Thursday, November 6, 2008

Excuse me.

(Originally published 3/22/2006)

People make excuses for everything. As a collective body, we are resourceful and endlessly creative in the things we can conjure up when we fall short on a task or a commitment. Especially in America, where we love the blame game more than baseball. Our leaders blame one another for wars, terrorism, hurricanes, and blow jobs. Our reality television shows are houses full of wanna-be actors lobbing blame back and forth like hot potatoes. Kelly Clarkson said it best: "Because of You."

As children we adapt quickly to blame. It comes as naturally to us as digesting solid food or being afraid of what’s under the bed. We blame dogs for eating our homework. We blame our older sisters for taking money out of our fathers’ wallets. We blame a society that refuses to accept individual expression and free will when our mothers catch us walking around the living room in her favorite pair of red pumps (Wait. Is that one just me?). This failure to own our responsibilities and actions follows us into adulthood, where it tampers with our every relationship, from how we relate to colleagues, to our friends, to the neighbor next door whose paper we steal, and to the neighbor across the hall who we blame it on.

I’m the king of lame excuses. I have made excuses in an array of circumstances, from dodging work to cancelling dinner plans because I forgot "Will and Grace" was coming on. From avoiding helping someone move to not being able to pay for my own drinks, some of my better excuses are as follows:

"My iron is broken."

"I need to get online and look for sweaters."

"It rained yesterday."

"I have to look for the remote control."

"I’m studying for the MCAT."

Although quite well known for making excuses and delegating blame, I am not a big fan of hearing excuses (or taking blame for that matter). I work in Human Resources and hear excuses and blame on a daily basis.

"My boss hates me."

"I can’t come to work because my hamster ate four of its babies last night."

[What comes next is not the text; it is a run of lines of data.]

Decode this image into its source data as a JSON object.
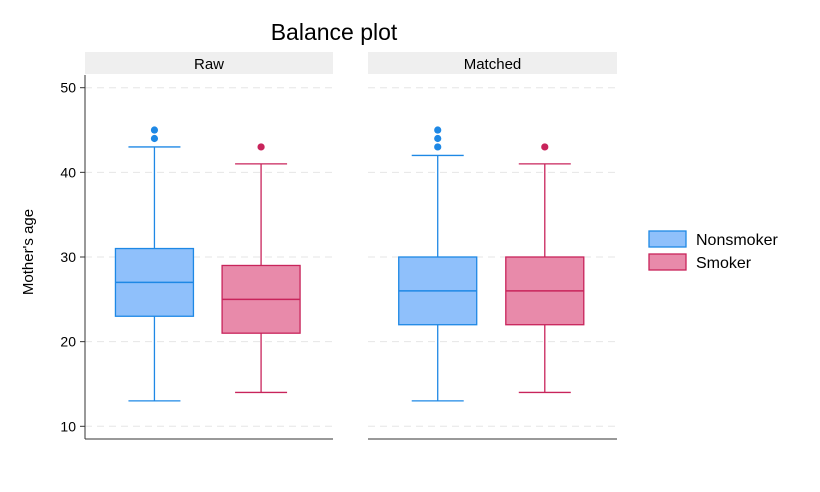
{
  "chart_data": {
    "type": "box",
    "title": "Balance plot",
    "ylabel": "Mother's age",
    "xlabel": "",
    "ylim": [
      8.5,
      51.5
    ],
    "yticks": [
      10,
      20,
      30,
      40,
      50
    ],
    "grid": true,
    "legend_position": "right",
    "panels": [
      {
        "label": "Raw",
        "boxes": [
          {
            "series": "Nonsmoker",
            "min": 13,
            "q1": 23,
            "median": 27,
            "q3": 31,
            "max": 43,
            "outliers": [
              44,
              45
            ]
          },
          {
            "series": "Smoker",
            "min": 14,
            "q1": 21,
            "median": 25,
            "q3": 29,
            "max": 41,
            "outliers": [
              43
            ]
          }
        ]
      },
      {
        "label": "Matched",
        "boxes": [
          {
            "series": "Nonsmoker",
            "min": 13,
            "q1": 22,
            "median": 26,
            "q3": 30,
            "max": 42,
            "outliers": [
              43,
              44,
              45
            ]
          },
          {
            "series": "Smoker",
            "min": 14,
            "q1": 22,
            "median": 26,
            "q3": 30,
            "max": 41,
            "outliers": [
              43
            ]
          }
        ]
      }
    ],
    "series": [
      {
        "name": "Nonsmoker",
        "fill": "#8fc0fb",
        "stroke": "#1e88e5"
      },
      {
        "name": "Smoker",
        "fill": "#e88aaa",
        "stroke": "#c8245b"
      }
    ]
  }
}
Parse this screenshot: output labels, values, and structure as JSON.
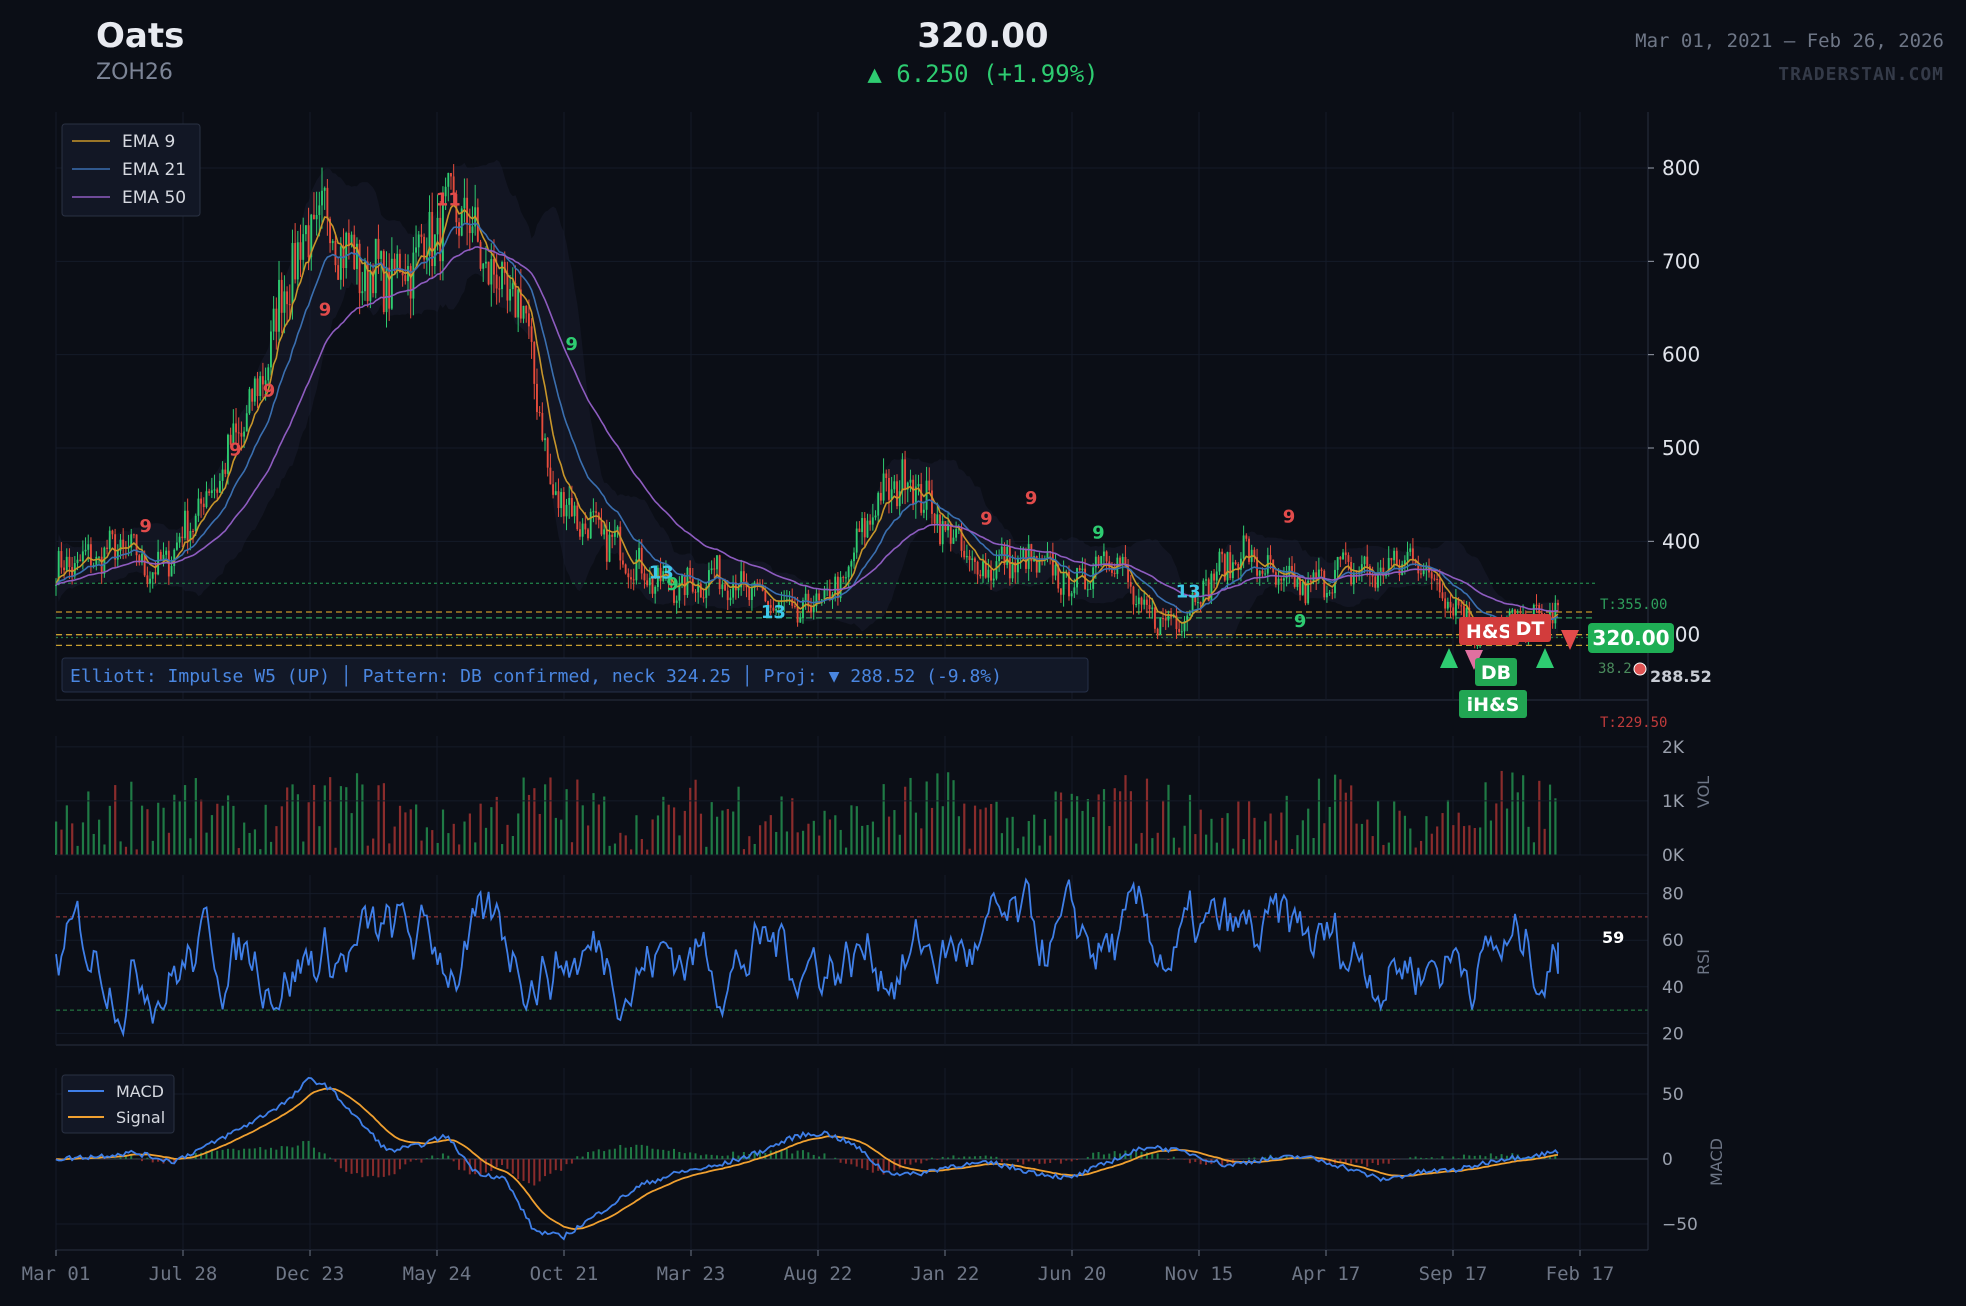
{
  "header": {
    "title": "Oats",
    "symbol": "ZOH26",
    "price": "320.00",
    "change": "▲ 6.250 (+1.99%)",
    "date_range": "Mar 01, 2021 — Feb 26, 2026",
    "brand": "TRADERSTAN.COM"
  },
  "colors": {
    "background": "#0b0e16",
    "up": "#2ecc71",
    "down": "#e74c3c",
    "ema9": "#c8962a",
    "ema21": "#3a6fb0",
    "ema50": "#8e5cc0",
    "rsi": "#3f7fe8",
    "macd": "#3f7fe8",
    "signal": "#f0a030"
  },
  "chart_data": [
    {
      "type": "candlestick",
      "panel": "price",
      "x_ticks": [
        "Mar 01",
        "Jul 28",
        "Dec 23",
        "May 24",
        "Oct 21",
        "Mar 23",
        "Aug 22",
        "Jan 22",
        "Jun 20",
        "Nov 15",
        "Apr 17",
        "Sep 17",
        "Feb 17"
      ],
      "y_ticks": [
        "300",
        "400",
        "500",
        "600",
        "700",
        "800"
      ],
      "ylim": [
        230,
        860
      ],
      "close_path": [
        [
          0,
          370
        ],
        [
          3,
          380
        ],
        [
          6,
          395
        ],
        [
          9,
          365
        ],
        [
          12,
          420
        ],
        [
          15,
          480
        ],
        [
          18,
          560
        ],
        [
          21,
          700
        ],
        [
          24,
          750
        ],
        [
          27,
          690
        ],
        [
          30,
          680
        ],
        [
          33,
          720
        ],
        [
          36,
          760
        ],
        [
          39,
          680
        ],
        [
          42,
          640
        ],
        [
          44,
          460
        ],
        [
          47,
          420
        ],
        [
          50,
          395
        ],
        [
          53,
          360
        ],
        [
          56,
          350
        ],
        [
          59,
          365
        ],
        [
          62,
          345
        ],
        [
          66,
          320
        ],
        [
          70,
          350
        ],
        [
          73,
          440
        ],
        [
          76,
          470
        ],
        [
          79,
          420
        ],
        [
          82,
          370
        ],
        [
          85,
          378
        ],
        [
          88,
          375
        ],
        [
          91,
          350
        ],
        [
          94,
          395
        ],
        [
          97,
          320
        ],
        [
          100,
          315
        ],
        [
          103,
          360
        ],
        [
          106,
          390
        ],
        [
          109,
          355
        ],
        [
          112,
          350
        ],
        [
          115,
          372
        ],
        [
          118,
          365
        ],
        [
          121,
          385
        ],
        [
          124,
          345
        ],
        [
          127,
          302
        ],
        [
          130,
          312
        ],
        [
          134,
          320
        ]
      ],
      "legend": [
        "EMA 9",
        "EMA 21",
        "EMA 50"
      ],
      "annotation": "Elliott: Impulse W5 (UP)  │  Pattern: DB confirmed, neck 324.25  │  Proj: ▼ 288.52 (-9.8%)",
      "pattern_labels": [
        "H&S",
        "DT",
        "DB",
        "iH&S"
      ],
      "last_price_label": "320.00",
      "projection_label": "288.52",
      "target_upper": "T:355.00",
      "target_lower": "T:229.50",
      "fib_label": "38.2",
      "td_counts": [
        {
          "label": "9",
          "x": 8,
          "price": 410,
          "side": "sell"
        },
        {
          "label": "9",
          "x": 16,
          "price": 492,
          "side": "sell"
        },
        {
          "label": "9",
          "x": 19,
          "price": 555,
          "side": "sell"
        },
        {
          "label": "9",
          "x": 24,
          "price": 642,
          "side": "sell"
        },
        {
          "label": "11",
          "x": 35,
          "price": 760,
          "side": "sell"
        },
        {
          "label": "9",
          "x": 46,
          "price": 605,
          "side": "buy"
        },
        {
          "label": "13",
          "x": 54,
          "price": 360,
          "side": "buy13"
        },
        {
          "label": "9",
          "x": 55,
          "price": 348,
          "side": "buy"
        },
        {
          "label": "13",
          "x": 64,
          "price": 318,
          "side": "buy13"
        },
        {
          "label": "9",
          "x": 83,
          "price": 418,
          "side": "sell"
        },
        {
          "label": "9",
          "x": 87,
          "price": 440,
          "side": "sell"
        },
        {
          "label": "9",
          "x": 93,
          "price": 403,
          "side": "buy"
        },
        {
          "label": "13",
          "x": 101,
          "price": 340,
          "side": "buy13"
        },
        {
          "label": "9",
          "x": 110,
          "price": 420,
          "side": "sell"
        },
        {
          "label": "9",
          "x": 111,
          "price": 308,
          "side": "buy"
        },
        {
          "label": "13",
          "x": 131,
          "price": 306,
          "side": "buy13"
        }
      ]
    },
    {
      "type": "bar",
      "panel": "volume",
      "ylabel": "VOL",
      "y_ticks": [
        "0K",
        "1K",
        "2K"
      ],
      "ylim": [
        0,
        2200
      ]
    },
    {
      "type": "line",
      "panel": "rsi",
      "ylabel": "RSI",
      "y_ticks": [
        "20",
        "40",
        "60",
        "80"
      ],
      "ylim": [
        15,
        88
      ],
      "overbought": 70,
      "oversold": 30,
      "last_label": "59"
    },
    {
      "type": "line",
      "panel": "macd",
      "ylabel": "MACD",
      "y_ticks": [
        "50",
        "0",
        "−50"
      ],
      "ylim": [
        -70,
        70
      ],
      "legend": [
        "MACD",
        "Signal"
      ],
      "macd_path": [
        [
          0,
          0
        ],
        [
          4,
          2
        ],
        [
          8,
          5
        ],
        [
          12,
          -2
        ],
        [
          16,
          12
        ],
        [
          20,
          28
        ],
        [
          24,
          46
        ],
        [
          26,
          62
        ],
        [
          28,
          55
        ],
        [
          31,
          30
        ],
        [
          34,
          6
        ],
        [
          37,
          10
        ],
        [
          40,
          18
        ],
        [
          43,
          -10
        ],
        [
          46,
          -15
        ],
        [
          49,
          -55
        ],
        [
          52,
          -60
        ],
        [
          56,
          -40
        ],
        [
          60,
          -20
        ],
        [
          64,
          -10
        ],
        [
          68,
          -5
        ],
        [
          72,
          5
        ],
        [
          76,
          18
        ],
        [
          79,
          20
        ],
        [
          82,
          10
        ],
        [
          85,
          -10
        ],
        [
          88,
          -12
        ],
        [
          92,
          -5
        ],
        [
          96,
          -3
        ],
        [
          100,
          -10
        ],
        [
          104,
          -15
        ],
        [
          108,
          -2
        ],
        [
          112,
          10
        ],
        [
          116,
          5
        ],
        [
          120,
          -5
        ],
        [
          124,
          0
        ],
        [
          128,
          2
        ],
        [
          132,
          -6
        ],
        [
          136,
          -16
        ],
        [
          140,
          -10
        ],
        [
          144,
          -8
        ],
        [
          148,
          0
        ],
        [
          152,
          3
        ],
        [
          154,
          6
        ]
      ]
    }
  ]
}
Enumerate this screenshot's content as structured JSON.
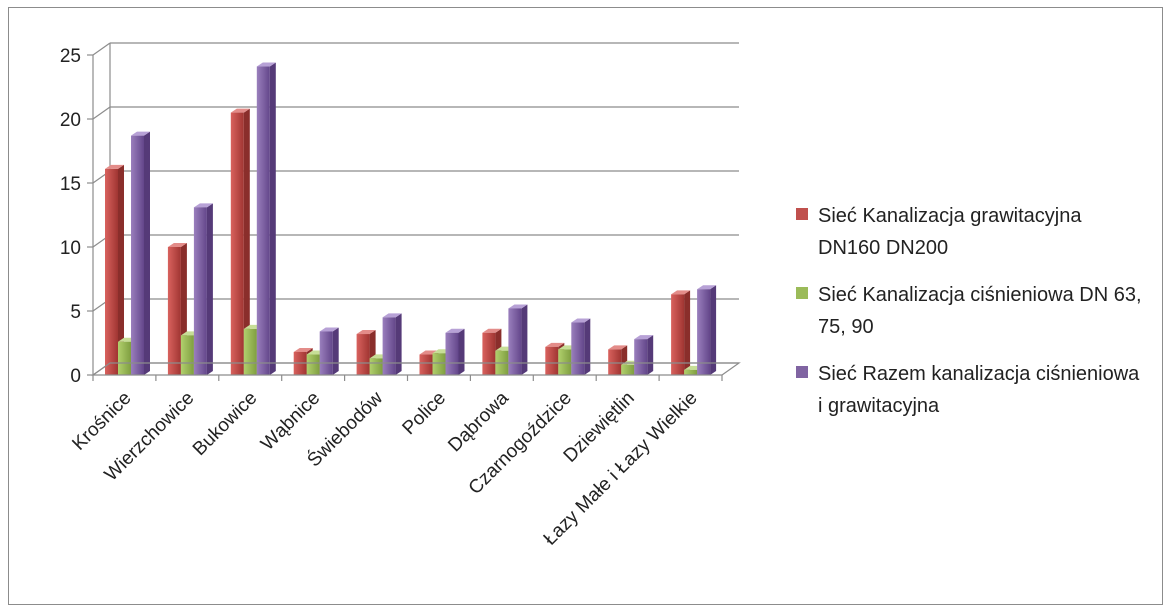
{
  "chart_data": {
    "type": "bar",
    "title": "",
    "xlabel": "",
    "ylabel": "",
    "ylim": [
      0,
      25
    ],
    "yticks": [
      "0",
      "5",
      "10",
      "15",
      "20",
      "25"
    ],
    "grid": true,
    "legend_position": "right",
    "categories": [
      "Krośnice",
      "Wierzchowice",
      "Bukowice",
      "Wąbnice",
      "Świebodów",
      "Police",
      "Dąbrowa",
      "Czarnogoździce",
      "Dziewiętlin",
      "Łazy Małe i Łazy Wielkie"
    ],
    "series": [
      {
        "name": "Sieć Kanalizacja grawitacyjna DN160 DN200",
        "color": "#c0504d",
        "values": [
          16.1,
          10.0,
          20.5,
          1.8,
          3.2,
          1.6,
          3.3,
          2.2,
          2.0,
          6.3
        ]
      },
      {
        "name": "Sieć Kanalizacja ciśnieniowa DN 63, 75, 90",
        "color": "#9bbb59",
        "values": [
          2.6,
          3.1,
          3.6,
          1.6,
          1.3,
          1.7,
          1.9,
          2.0,
          0.8,
          0.4
        ]
      },
      {
        "name": "Sieć Razem kanalizacja ciśnieniowa i grawitacyjna",
        "color": "#8064a2",
        "values": [
          18.7,
          13.1,
          24.1,
          3.4,
          4.5,
          3.3,
          5.2,
          4.1,
          2.8,
          6.7
        ]
      }
    ]
  }
}
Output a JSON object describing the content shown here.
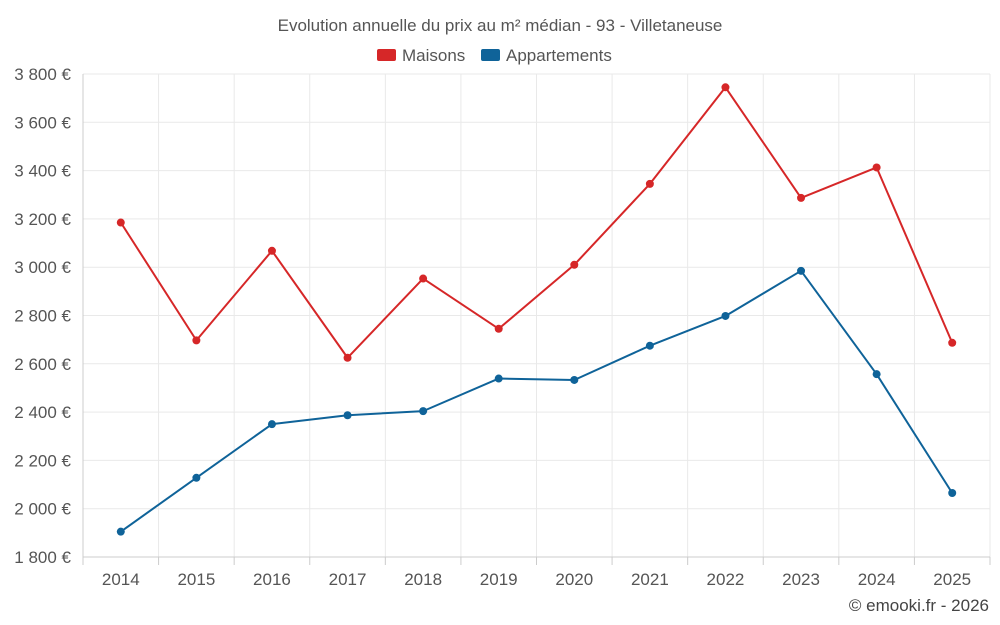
{
  "chart_data": {
    "type": "line",
    "title": "Evolution annuelle du prix au m² médian - 93 - Villetaneuse",
    "xlabel": "",
    "ylabel": "",
    "categories": [
      "2014",
      "2015",
      "2016",
      "2017",
      "2018",
      "2019",
      "2020",
      "2021",
      "2022",
      "2023",
      "2024",
      "2025"
    ],
    "ylim": [
      1800,
      3800
    ],
    "yticks": [
      1800,
      2000,
      2200,
      2400,
      2600,
      2800,
      3000,
      3200,
      3400,
      3600,
      3800
    ],
    "ytick_labels": [
      "1 800 €",
      "2 000 €",
      "2 200 €",
      "2 400 €",
      "2 600 €",
      "2 800 €",
      "3 000 €",
      "3 200 €",
      "3 400 €",
      "3 600 €",
      "3 800 €"
    ],
    "grid": true,
    "legend_position": "top-center",
    "series": [
      {
        "name": "Maisons",
        "color": "#d62728",
        "values": [
          3185,
          2697,
          3068,
          2625,
          2953,
          2745,
          3010,
          3345,
          3745,
          3287,
          3413,
          2687
        ]
      },
      {
        "name": "Appartements",
        "color": "#0f6399",
        "values": [
          1905,
          2128,
          2350,
          2387,
          2404,
          2539,
          2533,
          2675,
          2798,
          2985,
          2557,
          2065
        ]
      }
    ]
  },
  "credit": "© emooki.fr - 2026"
}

"I was kindly asked to leave my last job after an elaborate map of the building and a copy of ‘The Anarchist’s Cookbook’ were found in my desk. I was doing research for my screenplay."

I’m no fan of being handed a turd of an excuse within a social setting either. Recently, someone handed me the King Kong of all excuses, the poke in the eye for all of us single people out there trying to keep our heads above water: The "I don’t wanna date anybody right now" excuse.

This excuse, when standing alone, could be considered legitimate and respectable, understandable, purely honest. However, 99% of the time a single person hears this from someone they have any interest in, it takes on a whole new meaning. Translation: "I don’t wanna date YOU right now (or ever, truth be told)."

In hearing about this particular person who said this to me and his many dates since, I began to contemplate the complexity of that excuse. I decided to ask a good friend of mine famous for handing out this excuse to boys like they were trick-or-treaters at his door on Halloween night. This conversation occurred in a bar, of course.

"Why do you tell people that?" I asked.

"Because I don’t wanna date anyone right now," he replied.

"But you’re lying. You date people all the time."

"Yes," he agreed, "but I don’t wanna boyfriend."

"OK," I concurred, the urge to be defensive rising up from my gut, "but do you think it’s necessarily fair to the people that you go out with that might actually want to date someone?"

"Well, I’m very up front about it."

"So you tell them that before you initially ask them out, that you’d like to spend time getting to know them but under no circumstances will this ever go beyond one or two weeks, even if you fall head over heels in love with them?"

He began to squirm, as if I was one of the boys he’d tried to feed this excuse to.

"Well, no. I don’t say it like that. And I usually say it around the third date."

I considered this. "So, basically it’s just a crappy excuse. When you tell someone this, what you actually mean is that you are looking for a boyfriend, just like the rest of us, and you gave this boy three chances to make you like him and he couldn’t do it. It’s a defense mechanism. You think that by saying this to someone that you have some sort of control over the fact that you haven’t met anyone either. Is that it?"

"I need another drink."

The "I don’t wanna date anybody right now" excuse is nonsensical and I believe it to be true about as much as I believe in OJ’s innocense or Paris Hilton’s IQ. Dating is painful, excrutiatingly so, and nobody in there right mind would bother doing it if they didn’t want the end result to be a relationship. It would be like voluntarily choosing the agony of a root canal when all you really wanted was a haircut. So, to all those out there fond of this excuse, your own little WMD case to launch chaos and havoc on unsuspecting innocents, go f*ck yourselves. You’re all just as confused and frustrated and defensive (and yet still just a little bit hopeful that there’s someone out there) as the rest of us.

"I don’t wanna date anybody right now." Yea? Well, you should’ve told me that before I bothered having my shoulders waxed AND wasted a Saturday night making mindless small talk when I could’ve been hanging out with my friends. You’re paying for dinner, *sshole.